MATLAB: GPU optimization of looped vector operations

gpuparallel computingParallel Computing Toolbox

I think I am making a simple mistake. I am comparing a vectrorized integration using the GPU and the CPU. This code takes ~365 sec on the GPU (Nvidia quadro P5200 and 96 sec on the parallel CPU (6 workers, Xeon E-2176M, 2.7 GHz). The integral is a straight forward operation with vectors 90,000 long in this example that repeats 90,000 times in the loop.
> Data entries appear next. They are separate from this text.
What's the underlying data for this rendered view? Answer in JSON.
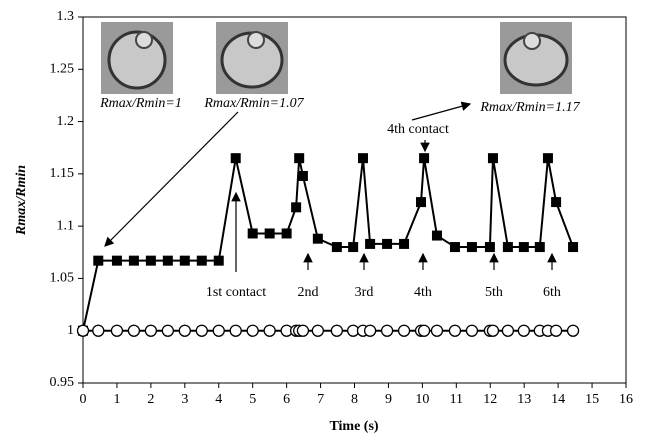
{
  "chart_data": {
    "type": "line",
    "x_label": "Time (s)",
    "y_label": "Rmax/Rmin",
    "x": [
      0,
      0.45,
      1,
      1.5,
      2,
      2.5,
      3,
      3.5,
      4,
      4.5,
      5,
      5.5,
      6,
      6.28,
      6.37,
      6.48,
      6.92,
      7.48,
      7.96,
      8.25,
      8.46,
      8.96,
      9.46,
      9.96,
      10.05,
      10.43,
      10.96,
      11.46,
      11.99,
      12.08,
      12.52,
      12.99,
      13.46,
      13.7,
      13.94,
      14.44
    ],
    "series": [
      {
        "marker": "square",
        "color": "#000000",
        "values": [
          1,
          1.067,
          1.067,
          1.067,
          1.067,
          1.067,
          1.067,
          1.067,
          1.067,
          1.165,
          1.093,
          1.093,
          1.093,
          1.118,
          1.165,
          1.148,
          1.088,
          1.08,
          1.08,
          1.165,
          1.083,
          1.083,
          1.083,
          1.123,
          1.165,
          1.091,
          1.08,
          1.08,
          1.08,
          1.165,
          1.08,
          1.08,
          1.08,
          1.165,
          1.123,
          1.08
        ]
      },
      {
        "marker": "circle",
        "color": "#000000",
        "values": [
          1,
          1,
          1,
          1,
          1,
          1,
          1,
          1,
          1,
          1,
          1,
          1,
          1,
          1,
          1,
          1,
          1,
          1,
          1,
          1,
          1,
          1,
          1,
          1,
          1,
          1,
          1,
          1,
          1,
          1,
          1,
          1,
          1,
          1,
          1,
          1
        ]
      }
    ],
    "xlim": [
      0,
      16
    ],
    "xticks": [
      0,
      1,
      2,
      3,
      4,
      5,
      6,
      7,
      8,
      9,
      10,
      11,
      12,
      13,
      14,
      15,
      16
    ],
    "ylim": [
      0.95,
      1.3
    ],
    "yticks": [
      0.95,
      1,
      1.05,
      1.1,
      1.15,
      1.2,
      1.25,
      1.3
    ],
    "annotations": [
      "Rmax/Rmin=1",
      "Rmax/Rmin=1.07",
      "Rmax/Rmin=1.17",
      "4th contact",
      "1st contact",
      "2nd",
      "3rd",
      "4th",
      "5th",
      "6th"
    ]
  }
}
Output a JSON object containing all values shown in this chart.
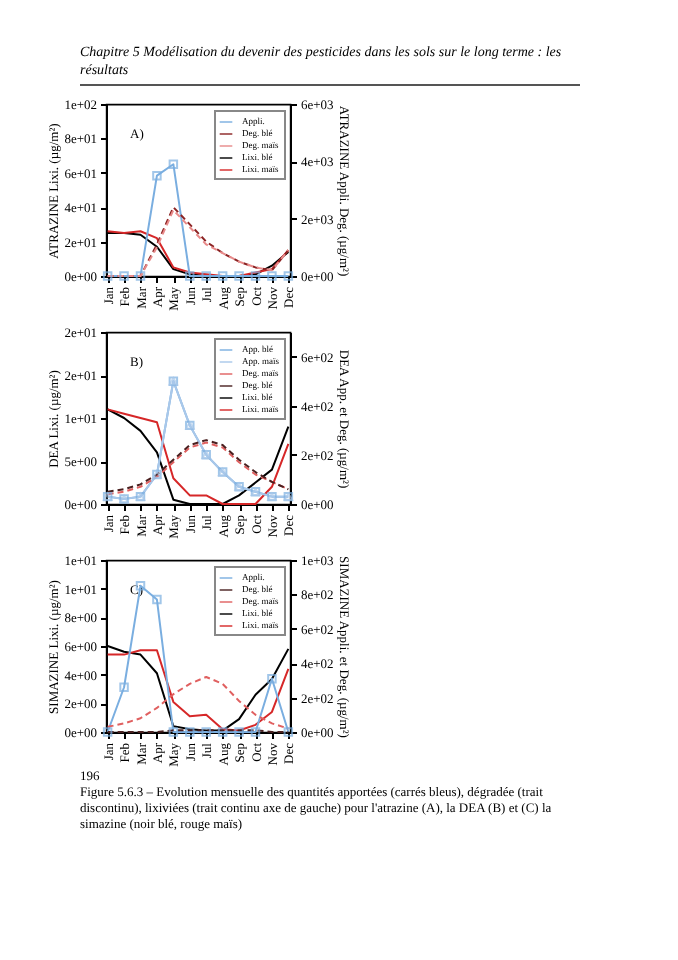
{
  "chart_data": [
    {
      "type": "line",
      "title": "Chapitre 5 Modélisation du devenir des pesticides dans les sols sur le long terme : les résultats",
      "ylabel": "ATRAZINE Lixi. (µg/m²)",
      "y2label": "ATRAZINE Appli. Deg. (µg/m²)",
      "annotations": [
        "A)"
      ],
      "legend": "top right",
      "grid": false,
      "categories": [
        "Jan",
        "Feb",
        "Mar",
        "Apr",
        "May",
        "Jun",
        "Jul",
        "Aug",
        "Sep",
        "Oct",
        "Nov",
        "Dec"
      ],
      "ylim": [
        0,
        100
      ],
      "yticks": [
        {
          "value": 0,
          "label": "0e+00"
        },
        {
          "value": 20,
          "label": "2e+01"
        },
        {
          "value": 40,
          "label": "4e+01"
        },
        {
          "value": 60,
          "label": "6e+01"
        },
        {
          "value": 80,
          "label": "8e+01"
        },
        {
          "value": 100,
          "label": "1e+02"
        }
      ],
      "y2lim": [
        0,
        6000
      ],
      "y2ticks": [
        {
          "value": 0,
          "label": "0e+00"
        },
        {
          "value": 2000,
          "label": "2e+03"
        },
        {
          "value": 4000,
          "label": "4e+03"
        },
        {
          "value": 6000,
          "label": "6e+03"
        }
      ],
      "series": [
        {
          "name": "Appli.",
          "axis": "y2",
          "marker": "square",
          "line_style": "solid",
          "color": "#7aaee0",
          "values": [
            0,
            0,
            0,
            3500,
            3900,
            0,
            0,
            0,
            0,
            0,
            0,
            0
          ]
        },
        {
          "name": "Deg. blé",
          "axis": "y2",
          "marker": "none",
          "line_style": "dashed",
          "color": "#8b2323",
          "values": [
            0,
            0,
            0,
            1100,
            2400,
            1800,
            1200,
            800,
            500,
            300,
            200,
            900
          ]
        },
        {
          "name": "Deg. maïs",
          "axis": "y2",
          "marker": "none",
          "line_style": "dashed",
          "color": "#e88a8a",
          "values": [
            0,
            0,
            0,
            1000,
            2300,
            1700,
            1100,
            800,
            500,
            300,
            200,
            900
          ]
        },
        {
          "name": "Lixi. blé",
          "axis": "y",
          "marker": "none",
          "line_style": "solid",
          "color": "#000000",
          "values": [
            25,
            25,
            24,
            17,
            4,
            1,
            0,
            0,
            0,
            1,
            6,
            14
          ]
        },
        {
          "name": "Lixi. maïs",
          "axis": "y",
          "marker": "none",
          "line_style": "solid",
          "color": "#d62728",
          "values": [
            26,
            25,
            26,
            22,
            5,
            2,
            1,
            0,
            0,
            2,
            4,
            15
          ]
        }
      ]
    },
    {
      "type": "line",
      "ylabel": "DEA Lixi. (µg/m²)",
      "y2label": "DEA App. et Deg. (µg/m²)",
      "annotations": [
        "B)"
      ],
      "legend": "top right",
      "grid": false,
      "categories": [
        "Jan",
        "Feb",
        "Mar",
        "Apr",
        "May",
        "Jun",
        "Jul",
        "Aug",
        "Sep",
        "Oct",
        "Nov",
        "Dec"
      ],
      "ylim": [
        0,
        20
      ],
      "yticks": [
        {
          "value": 0,
          "label": "0e+00"
        },
        {
          "value": 5,
          "label": "5e+00"
        },
        {
          "value": 10,
          "label": "1e+01"
        },
        {
          "value": 15,
          "label": "2e+01"
        },
        {
          "value": 20,
          "label": "2e+01"
        }
      ],
      "y2lim": [
        0,
        700
      ],
      "y2ticks": [
        {
          "value": 0,
          "label": "0e+00"
        },
        {
          "value": 200,
          "label": "2e+02"
        },
        {
          "value": 400,
          "label": "4e+02"
        },
        {
          "value": 600,
          "label": "6e+02"
        }
      ],
      "series": [
        {
          "name": "App. blé",
          "axis": "y2",
          "marker": "square",
          "line_style": "solid",
          "color": "#7aaee0",
          "values": [
            30,
            20,
            30,
            120,
            500,
            320,
            200,
            130,
            70,
            50,
            30,
            30
          ]
        },
        {
          "name": "App. maïs",
          "axis": "y2",
          "marker": "triangle",
          "line_style": "solid",
          "color": "#a9c8ea",
          "values": [
            30,
            20,
            30,
            120,
            500,
            320,
            200,
            130,
            70,
            50,
            30,
            30
          ]
        },
        {
          "name": "Deg. maïs",
          "axis": "y2",
          "marker": "none",
          "line_style": "dashed",
          "color": "#e06060",
          "values": [
            40,
            50,
            70,
            110,
            170,
            230,
            250,
            230,
            170,
            120,
            90,
            60
          ]
        },
        {
          "name": "Deg. blé",
          "axis": "y2",
          "marker": "none",
          "line_style": "dashed",
          "color": "#4a2020",
          "values": [
            50,
            60,
            80,
            120,
            180,
            240,
            260,
            240,
            180,
            130,
            90,
            60
          ]
        },
        {
          "name": "Lixi. blé",
          "axis": "y",
          "marker": "none",
          "line_style": "solid",
          "color": "#000000",
          "values": [
            11,
            10,
            8.5,
            6,
            0.5,
            0,
            0,
            0,
            1,
            2.5,
            4,
            9
          ]
        },
        {
          "name": "Lixi. maïs",
          "axis": "y",
          "marker": "none",
          "line_style": "solid",
          "color": "#d62728",
          "values": [
            11,
            10.5,
            10,
            9.5,
            3,
            1,
            1,
            0,
            0,
            0,
            2,
            7
          ]
        }
      ]
    },
    {
      "type": "line",
      "ylabel": "SIMAZINE Lixi. (µg/m²)",
      "y2label": "SIMAZINE Appli. et Deg. (µg/m²)",
      "annotations": [
        "C)",
        "196",
        "Figure 5.6.3 – Evolution mensuelle des quantités apportées (carrés bleus), dégradée (trait discontinu), lixiviées (trait continu axe de gauche) pour l'atrazine (A), la DEA (B) et (C) la simazine (noir blé, rouge maïs)"
      ],
      "legend": "top right",
      "grid": false,
      "categories": [
        "Jan",
        "Feb",
        "Mar",
        "Apr",
        "May",
        "Jun",
        "Jul",
        "Aug",
        "Sep",
        "Oct",
        "Nov",
        "Dec"
      ],
      "ylim": [
        0,
        12
      ],
      "yticks": [
        {
          "value": 0,
          "label": "0e+00"
        },
        {
          "value": 2,
          "label": "2e+00"
        },
        {
          "value": 4,
          "label": "4e+00"
        },
        {
          "value": 6,
          "label": "6e+00"
        },
        {
          "value": 8,
          "label": "8e+00"
        },
        {
          "value": 10,
          "label": "1e+01"
        },
        {
          "value": 12,
          "label": "1e+01"
        }
      ],
      "y2lim": [
        0,
        1000
      ],
      "y2ticks": [
        {
          "value": 0,
          "label": "0e+00"
        },
        {
          "value": 200,
          "label": "2e+02"
        },
        {
          "value": 400,
          "label": "4e+02"
        },
        {
          "value": 600,
          "label": "6e+02"
        },
        {
          "value": 800,
          "label": "8e+02"
        },
        {
          "value": 1000,
          "label": "1e+03"
        }
      ],
      "series": [
        {
          "name": "Appli.",
          "axis": "y2",
          "marker": "square",
          "line_style": "solid",
          "color": "#7aaee0",
          "values": [
            0,
            260,
            850,
            770,
            0,
            0,
            0,
            0,
            0,
            0,
            310,
            0
          ]
        },
        {
          "name": "Deg. blé",
          "axis": "y2",
          "marker": "none",
          "line_style": "dashed",
          "color": "#4a2020",
          "values": [
            0,
            0,
            0,
            0,
            10,
            10,
            10,
            10,
            10,
            10,
            0,
            0
          ]
        },
        {
          "name": "Deg. maïs",
          "axis": "y2",
          "marker": "none",
          "line_style": "dashed",
          "color": "#e06060",
          "values": [
            30,
            50,
            80,
            140,
            220,
            280,
            320,
            280,
            180,
            100,
            50,
            20
          ]
        },
        {
          "name": "Lixi. blé",
          "axis": "y",
          "marker": "none",
          "line_style": "solid",
          "color": "#000000",
          "values": [
            6,
            5.6,
            5.4,
            4.1,
            0.4,
            0.2,
            0.1,
            0.1,
            0.9,
            2.6,
            3.7,
            5.8
          ]
        },
        {
          "name": "Lixi. maïs",
          "axis": "y",
          "marker": "none",
          "line_style": "solid",
          "color": "#d62728",
          "values": [
            5.4,
            5.4,
            5.7,
            5.7,
            2.1,
            1.1,
            1.2,
            0.2,
            0.1,
            0.5,
            1.4,
            4.4
          ]
        }
      ]
    }
  ]
}
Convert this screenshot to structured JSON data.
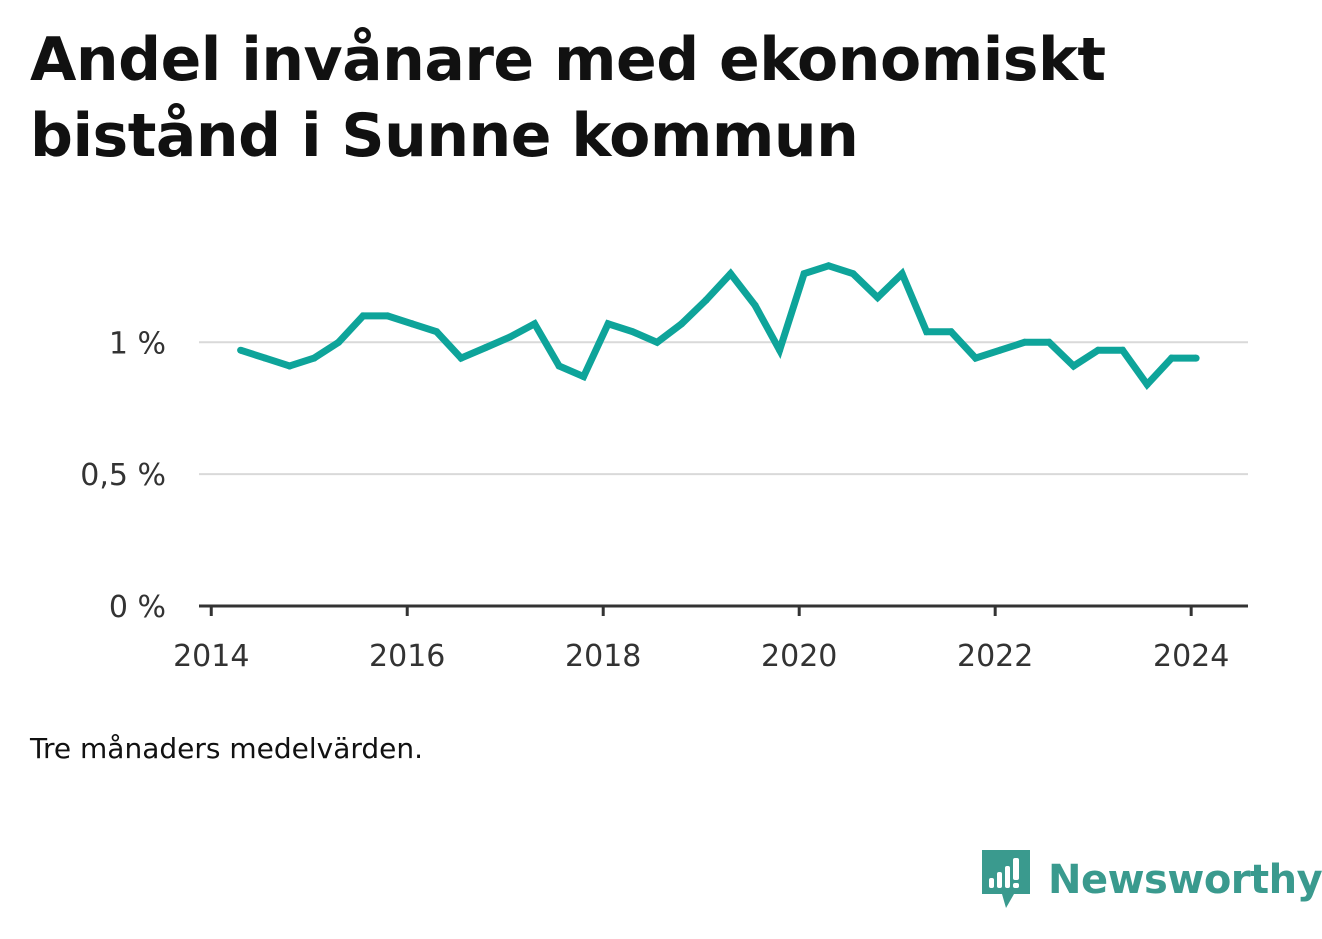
{
  "title": "Andel invånare med ekonomiskt bistånd i Sunne kommun",
  "note": "Tre månaders medelvärden.",
  "brand": {
    "name": "Newsworthy",
    "icon": "newsworthy-logo-icon",
    "color": "#3a9a8e"
  },
  "chart_data": {
    "type": "line",
    "line_color": "#0ea49a",
    "grid": true,
    "x_ticks": [
      {
        "value": 2014,
        "label": "2014"
      },
      {
        "value": 2016,
        "label": "2016"
      },
      {
        "value": 2018,
        "label": "2018"
      },
      {
        "value": 2020,
        "label": "2020"
      },
      {
        "value": 2022,
        "label": "2022"
      },
      {
        "value": 2024,
        "label": "2024"
      }
    ],
    "y_ticks": [
      {
        "value": 0,
        "label": "0 %"
      },
      {
        "value": 0.5,
        "label": "0,5 %"
      },
      {
        "value": 1,
        "label": "1 %"
      }
    ],
    "xlim": [
      2013.875,
      2024.58
    ],
    "ylim": [
      0,
      1.35
    ],
    "series": [
      {
        "x": [
          2014.3,
          2014.55,
          2014.8,
          2015.05,
          2015.3,
          2015.55,
          2015.8,
          2016.05,
          2016.3,
          2016.55,
          2016.8,
          2017.05,
          2017.3,
          2017.55,
          2017.8,
          2018.05,
          2018.3,
          2018.55,
          2018.8,
          2019.05,
          2019.3,
          2019.55,
          2019.8,
          2020.05,
          2020.3,
          2020.55,
          2020.8,
          2021.05,
          2021.3,
          2021.55,
          2021.8,
          2022.05,
          2022.3,
          2022.55,
          2022.8,
          2023.05,
          2023.3,
          2023.55,
          2023.8,
          2024.05
        ],
        "y": [
          0.97,
          0.94,
          0.91,
          0.94,
          1.0,
          1.1,
          1.1,
          1.07,
          1.04,
          0.94,
          0.98,
          1.02,
          1.07,
          0.91,
          0.87,
          1.07,
          1.04,
          1.0,
          1.07,
          1.16,
          1.26,
          1.14,
          0.97,
          1.26,
          1.29,
          1.26,
          1.17,
          1.26,
          1.04,
          1.04,
          0.94,
          0.97,
          1.0,
          1.0,
          0.91,
          0.97,
          0.97,
          0.84,
          0.94,
          0.94
        ]
      }
    ]
  }
}
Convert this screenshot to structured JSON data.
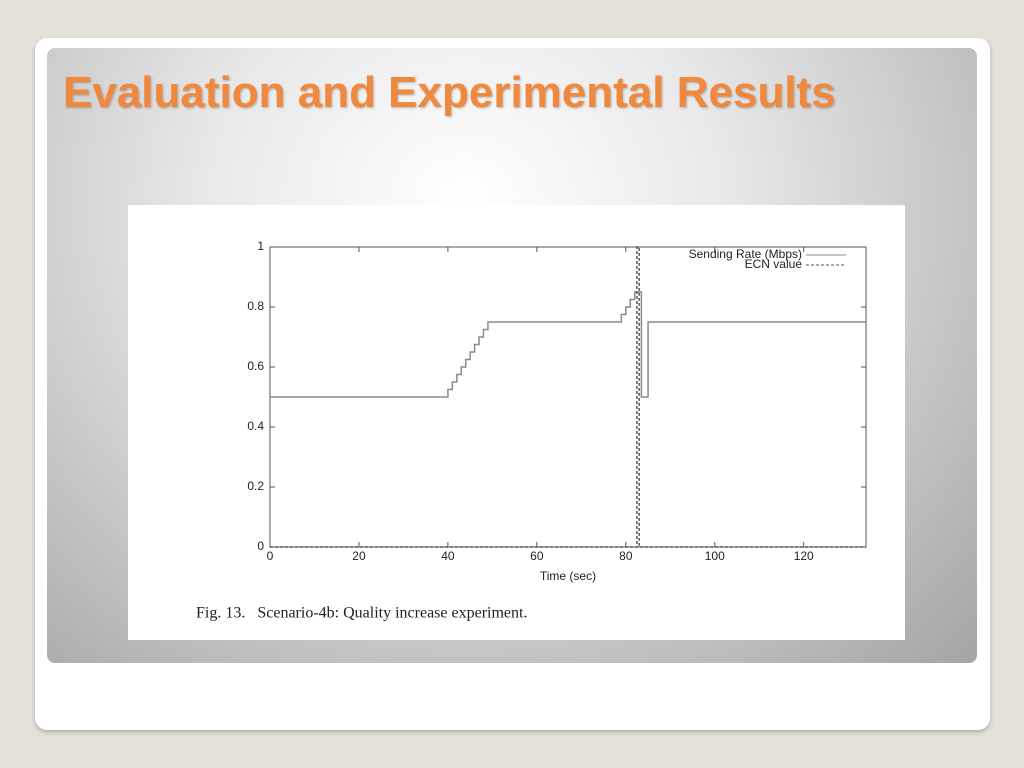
{
  "slide": {
    "title": "Evaluation and Experimental Results"
  },
  "chart_data": {
    "type": "line",
    "caption": "Fig. 13.   Scenario-4b: Quality increase experiment.",
    "xlabel": "Time (sec)",
    "xlim": [
      0,
      134
    ],
    "ylim": [
      0,
      1
    ],
    "xticks": [
      0,
      20,
      40,
      60,
      80,
      100,
      120
    ],
    "yticks": [
      0,
      0.2,
      0.4,
      0.6,
      0.8,
      1
    ],
    "legend": "upper right",
    "series": [
      {
        "name": "Sending Rate (Mbps)",
        "color": "#8a8a8a",
        "dash": false,
        "x": [
          0,
          40,
          40,
          41,
          41,
          42,
          42,
          43,
          43,
          44,
          44,
          45,
          45,
          46,
          46,
          47,
          47,
          48,
          48,
          49,
          49,
          79,
          79,
          80,
          80,
          81,
          81,
          82,
          82,
          83.5,
          83.5,
          85,
          85,
          134
        ],
        "values": [
          0.5,
          0.5,
          0.525,
          0.525,
          0.55,
          0.55,
          0.575,
          0.575,
          0.6,
          0.6,
          0.625,
          0.625,
          0.65,
          0.65,
          0.675,
          0.675,
          0.7,
          0.7,
          0.725,
          0.725,
          0.75,
          0.75,
          0.775,
          0.775,
          0.8,
          0.8,
          0.825,
          0.825,
          0.85,
          0.85,
          0.5,
          0.5,
          0.75,
          0.75
        ]
      },
      {
        "name": "ECN value",
        "color": "#555555",
        "dash": true,
        "x": [
          0,
          82.5,
          82.5,
          83,
          83,
          134
        ],
        "values": [
          0,
          0,
          1,
          1,
          0,
          0
        ]
      }
    ]
  }
}
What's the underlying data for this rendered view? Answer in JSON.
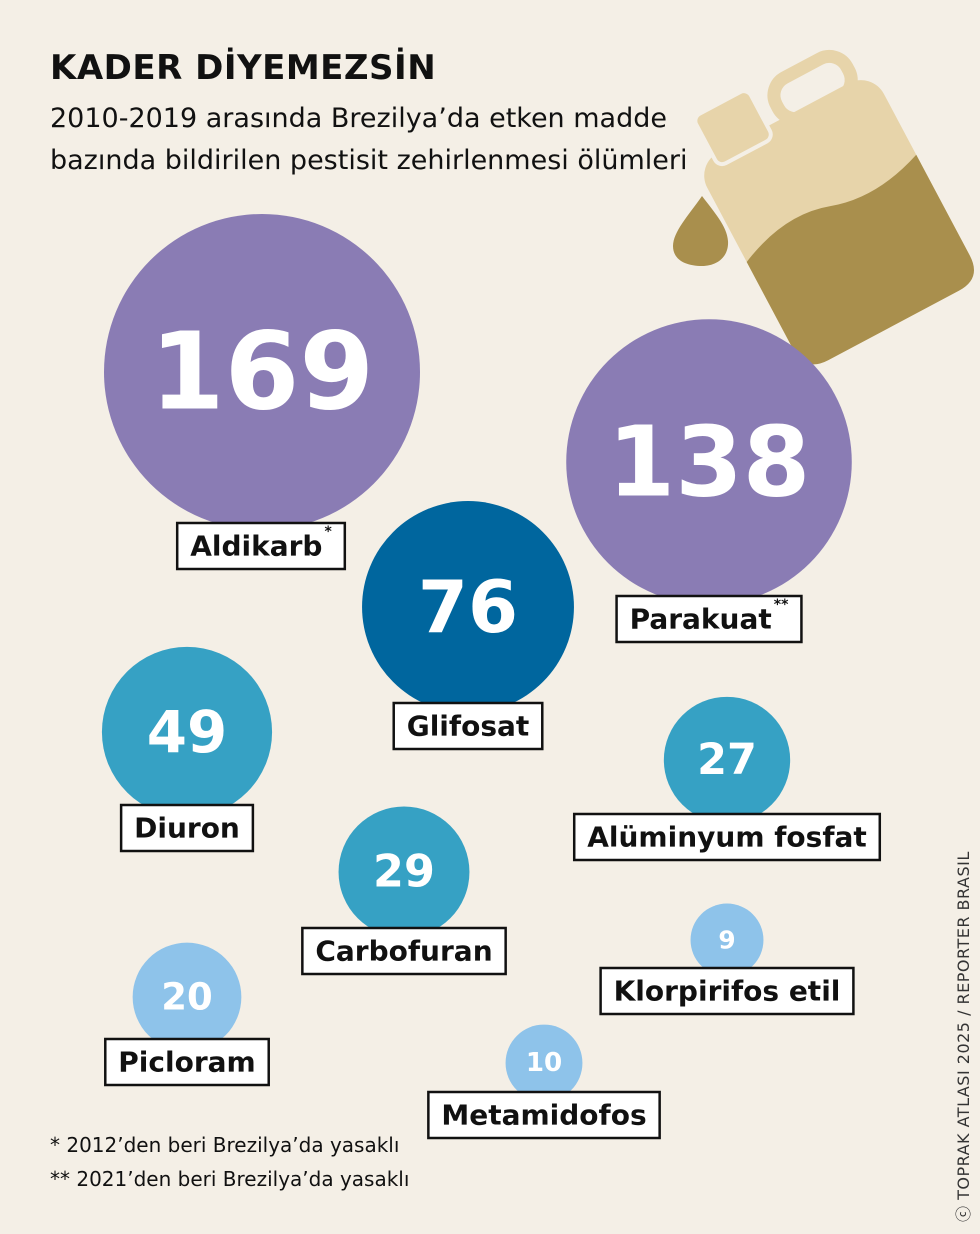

A test of an array multiplication of two 10,000×10,000 arrays of random numbers takes 0.65 s on my GPU and 10.8 s on my CPU. In the example below the GPU is slower for larger arrays. It seems as though the loop introduces a lot of overhead on the GPU operations.
What is the best strategy to optimize this problem for the GPU?
nubar_low = 2450;
nubar_high = 3350;
p_density = 100; %points per wavenumber
nu_bar = nubar_low:1/p_density:nubar_high;
K = zeros(size(nu_bar));
nub = nu_bar;
n_inf = 0;
nub = nu_bar;
k_max = 0.01; %max k
nub_0 = 2800; %nu bar center to absorption
gamma = 50; %width of the absortion
K = k_max * (gamma/2)^2 * ( ((nub-nub_0).^2 + (gamma/2)^2).^-1 - ((nub+nub_0).^2 + (gamma/2)^2).^-1);
% dK data is the derivative of K --> d(K)/d(nubar)
% Use value on either side of the point where possible
dK = zeros(size(K));
dK(2:end-1) = (K(3:end)-K(1:end-2))./(nu_bar(3:end)-nu_bar(1:end-2));
% Endpoints are special case.
dK(1) = (K(2)-K(1))./(nu_bar(2)-nu_bar(1));
dK(end) = (K(end)-K(end-1))./(nu_bar(end)-nu_bar(end-1));
len=length(nu_bar);
dN_KK = zeros(1,len);
% The integral
tic
try
canUseGPU = parallel.gpu.GPUDevice.isAvailable;
catch ME
canUseGPU = false;
end
%canUseGPU = false;
if canUseGPU
%integral using GPU

gnu_bar = gpuArray(nu_bar);
gK = gpuArray(K);
gdK = gpuArray(dK);
gdN_KK = gpuArray(dN_KK);
for i = 1:len
gdN_KK(i) = sum(gnu_bar([1:i-1, i+1:end]) .* gK([1:i-1, i+1:end]) ./ (gnu_bar([1:i-1, i+1:end]).^2 - gnu_bar(i).^2));
gdN_KK(i) = 2*gdN_KK(i) + gK(i)./(2*gnu_bar(i)) + gdK(i);
end
dN_KK =gather(gdN_KK);
else
%integral using GPU
parfor i = 1:len
dN_KK(i) = sum(nu_bar([1:i-1, i+1:end]) .* K([1:i-1, i+1:end]) ./ (nu_bar([1:i-1, i+1:end]).^2 - nu_bar(i).^2));
dN_KK(i) = 2*dN_KK(i) + K(i)./(2*nu_bar(i)) + dK(i);
end
end
% Scales data
dN_KK = (1/(pi*p_density))*dN_KK;
% Adds constant for N infinity
N_KK = dN_KK + n_inf;
toc

Best Answer

This modification uses mat2tiles from the File Exchange, to help divide the computation into bigger, vectorized chunks
It runs in about 2 seconds on my graphics card (GeForce GTX 1080 Ti). Aside from increased vectorization, the key is to eliminate all the indexing expressions x([1:i-1, i+1:end]). Those are costly.
tic;
gnu_bar = gpuArray(nu_bar);
gK = gpuArray(K);
gdK = gpuArray(dK);
gdN_KK = gpuArray(dN_KK);
chunksize=1000;
vv=gnu_bar.^2;
vvchunks=mat2tiles( vv , [1,chunksize]);
numer=gnu_bar.*gK;
c=1;
for k=1:numel(vvchunks)
Q=numer(:)./(vv.'-vvchunks{k});
Q(c:len+1:end)=0;
c=c+size(Q,2);
vvchunks{k}=sum(Q,1);
end
gdN_KK=[vvchunks{:}];
gdN_KK = 2*gdN_KK + gK./(2*gnu_bar) + gdK;
wait(gd)
toc %Elapsed time is 2.027665 seconds.